Current implementation ignores fast flag and favors metadata. An
instruction with just fast flag would be lowered to a fastest rcp +
mul, but that never happen on practice because of described mutual
clang and BE behavior.

This change allows an "fdiv fast" to be always lowered as rcp + mul.

Diff Detail

Event Timeline

rampitec created this revision.Jun 29 2017, 4:16 PM
arsenm added inline comments.Jun 29 2017, 4:22 PM
lib/Target/AMDGPU/SIISelLowering.cpp
3778–3779

This is a possible source of errors now that less-strict flags can now trigger this

rampitec added inline comments.Jun 29 2017, 4:30 PM
lib/Target/AMDGPU/SIISelLowering.cpp
3778–3779

That is the intent to trigger this. That is how HSAIL compiler works and we had no complaints so far. Anyway, I am running confirmance now.

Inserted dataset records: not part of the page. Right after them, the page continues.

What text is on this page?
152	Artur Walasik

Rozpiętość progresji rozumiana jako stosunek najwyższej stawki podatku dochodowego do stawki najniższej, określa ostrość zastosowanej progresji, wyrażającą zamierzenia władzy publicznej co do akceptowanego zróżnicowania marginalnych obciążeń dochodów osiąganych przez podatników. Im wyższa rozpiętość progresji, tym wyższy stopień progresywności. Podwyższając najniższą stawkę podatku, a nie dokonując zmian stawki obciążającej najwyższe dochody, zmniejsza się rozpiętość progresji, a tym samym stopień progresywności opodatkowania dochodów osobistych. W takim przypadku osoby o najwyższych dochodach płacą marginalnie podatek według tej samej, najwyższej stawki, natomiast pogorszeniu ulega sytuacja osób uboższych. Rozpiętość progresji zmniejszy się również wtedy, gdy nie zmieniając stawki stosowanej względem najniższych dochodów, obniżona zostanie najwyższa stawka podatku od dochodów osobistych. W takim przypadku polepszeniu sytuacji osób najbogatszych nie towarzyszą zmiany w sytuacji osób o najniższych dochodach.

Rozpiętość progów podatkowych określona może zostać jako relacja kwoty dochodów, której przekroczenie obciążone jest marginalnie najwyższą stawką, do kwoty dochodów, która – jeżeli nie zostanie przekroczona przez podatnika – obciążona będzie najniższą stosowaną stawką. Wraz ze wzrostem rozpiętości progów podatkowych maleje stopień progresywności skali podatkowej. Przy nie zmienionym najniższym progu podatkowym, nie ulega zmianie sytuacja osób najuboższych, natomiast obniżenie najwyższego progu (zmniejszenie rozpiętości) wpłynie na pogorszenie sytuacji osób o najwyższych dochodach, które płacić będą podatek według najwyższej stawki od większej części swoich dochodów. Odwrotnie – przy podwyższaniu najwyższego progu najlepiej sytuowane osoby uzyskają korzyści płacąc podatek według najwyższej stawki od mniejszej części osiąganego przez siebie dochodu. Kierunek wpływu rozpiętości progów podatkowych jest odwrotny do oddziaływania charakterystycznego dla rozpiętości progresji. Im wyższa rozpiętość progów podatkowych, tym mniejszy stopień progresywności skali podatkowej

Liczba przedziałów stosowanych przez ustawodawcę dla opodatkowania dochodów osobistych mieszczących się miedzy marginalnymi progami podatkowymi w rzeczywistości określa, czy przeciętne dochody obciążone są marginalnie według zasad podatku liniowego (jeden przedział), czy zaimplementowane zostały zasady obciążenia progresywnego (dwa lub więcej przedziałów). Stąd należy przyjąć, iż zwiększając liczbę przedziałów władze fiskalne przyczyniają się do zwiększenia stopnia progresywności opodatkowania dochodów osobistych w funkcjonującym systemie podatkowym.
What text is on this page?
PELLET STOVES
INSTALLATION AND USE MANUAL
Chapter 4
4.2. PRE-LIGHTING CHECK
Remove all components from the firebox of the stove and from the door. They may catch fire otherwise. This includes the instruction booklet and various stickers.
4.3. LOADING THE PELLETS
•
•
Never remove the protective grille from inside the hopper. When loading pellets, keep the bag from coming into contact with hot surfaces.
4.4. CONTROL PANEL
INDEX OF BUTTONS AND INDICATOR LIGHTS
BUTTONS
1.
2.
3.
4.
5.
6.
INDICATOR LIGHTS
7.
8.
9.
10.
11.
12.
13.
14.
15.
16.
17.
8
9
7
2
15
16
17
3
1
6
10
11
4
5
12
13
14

A philosophical question though what shall preval, unsafe fp or denorm support. Once again, HSAIL favors relaxation, so I did the same.

In fact this implementation is stricter than one we have in HSAIL. We were applying options to library as well, while here it is only applied to user code.

rampitec added inline comments.Jun 29 2017, 4:59 PM
lib/Target/AMDGPU/SIISelLowering.cpp
3778–3779

Actually fp denorms are not supported with 2.5 ulp fdiv even now, so there is no change in this respect.

rampitec added inline comments.Jun 29 2017, 5:56 PM
lib/Target/AMDGPU/SIISelLowering.cpp
3778–3779

JFYI. OCL conformance passed.

arsenm added inline comments.Jun 29 2017, 6:20 PM
lib/Target/AMDGPU/SIISelLowering.cpp
3778–3779

Adding unsafe algebra to the node from just arcp is incorrect. I wouldn't expect this to show up in conformance, this could potentially introduce unsafe algebraic transforms in use instructions.This should at most preserve the original set of math flags, not promote them.

rampitec updated this revision to Diff 104812.Jun 29 2017, 8:12 PM
rampitec marked an inline comment as done.

Preserved flags on a new node instead of forging them.

rampitec added inline comments.Jun 29 2017, 8:17 PM
lib/Target/AMDGPU/SIISelLowering.cpp
3778–3779

Strange that was not noticed when this code was written. Fixed.

arsenm accepted this revision.Jul 6 2017, 11:41 AM

LGTM. This could still preserve the intersection of the incoming flags but that's a separate patch

This revision is now accepted and ready to land.Jul 6 2017, 11:41 AM
This revision was automatically updated to reflect the committed changes.